Nevertheless, I have a few comments that need to be addressed and can make the manuscript even better.

Response: We would like to thank the referee for the constructive comments and suggestions, which are highly valuable and helpful for us to strengthen our manuscript.

1. The NRF2 is implicated in DNA repair. Unfortunately, there is no mention of these functions in the review. Please add.

Response: NRF2 is also involved in DNA repair. We have now added a sentence in the section 2.5.1 (lines 310-312) and one reference (reference #87).

2. NRF3 (lines 75-77). It is a little awkward to describe the normal function of a protein by where it is NOT expressed and how it is involved in pathology. Please modify.

Response: We agree that the sentence was confusing, and have modified it (lines 75-77). Unlike NRF2, the protein NRF3 is not detected in organs involved in detoxification but it is detected in other tissues such as cornea and skin.

3. Line 136. In the description of motifs of NRF2, the authors use numbers in brackets. It's easy to mix up with references. Please add "aa" as indication that authors mean a number of amino acid residues, eg, 23aa-27aa. Or something similar. 

Response: We agree with the reviewer’s comment. We have added “amino acids” before the numbers in line 137.

4. Subsequent numbers in Figure 2 nicely indicate the processes described in paragraph 2.3. I think that this idea should be applied to other figures, too.

Response: We have modified the Figures 3 and 4 as suggested by the reviewer.

5. The whole paragraph 2.4 lacks references. Please indicate the proper literature. 

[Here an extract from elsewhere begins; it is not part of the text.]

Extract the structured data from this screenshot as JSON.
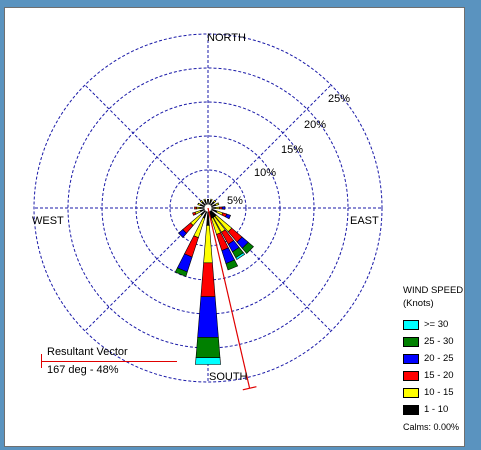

Response: We thank the reviewer’s comment, but we have a different point of view. Indeed, as we have explained in the first sentence of the section 2.4 (highlighted in yellow; lines 242-243), previous review manuscripts (references 77-79) have extensively described the genes regulated by NRF2. As the referee pointed out in her/his first comment, the aim of our paper was focused on tumorigenesis and cancer therapy. To our understanding, the inclusion and discussion of more than 30 new references is out of the scope of this review.

6. I think that information from Chapter 5 (starting line 710) should also be depicted/summarised in a Figure or a Table.

Response: This is an interesting suggestion. In the revised version we have now included a Table in line 749 summarizing the modes of action of both NRF2 activators and inhibitors.

Author Response File: Author Response.pdf

Round 2

Reviewer 1 Report

The manuscript is fine, I have no further comments.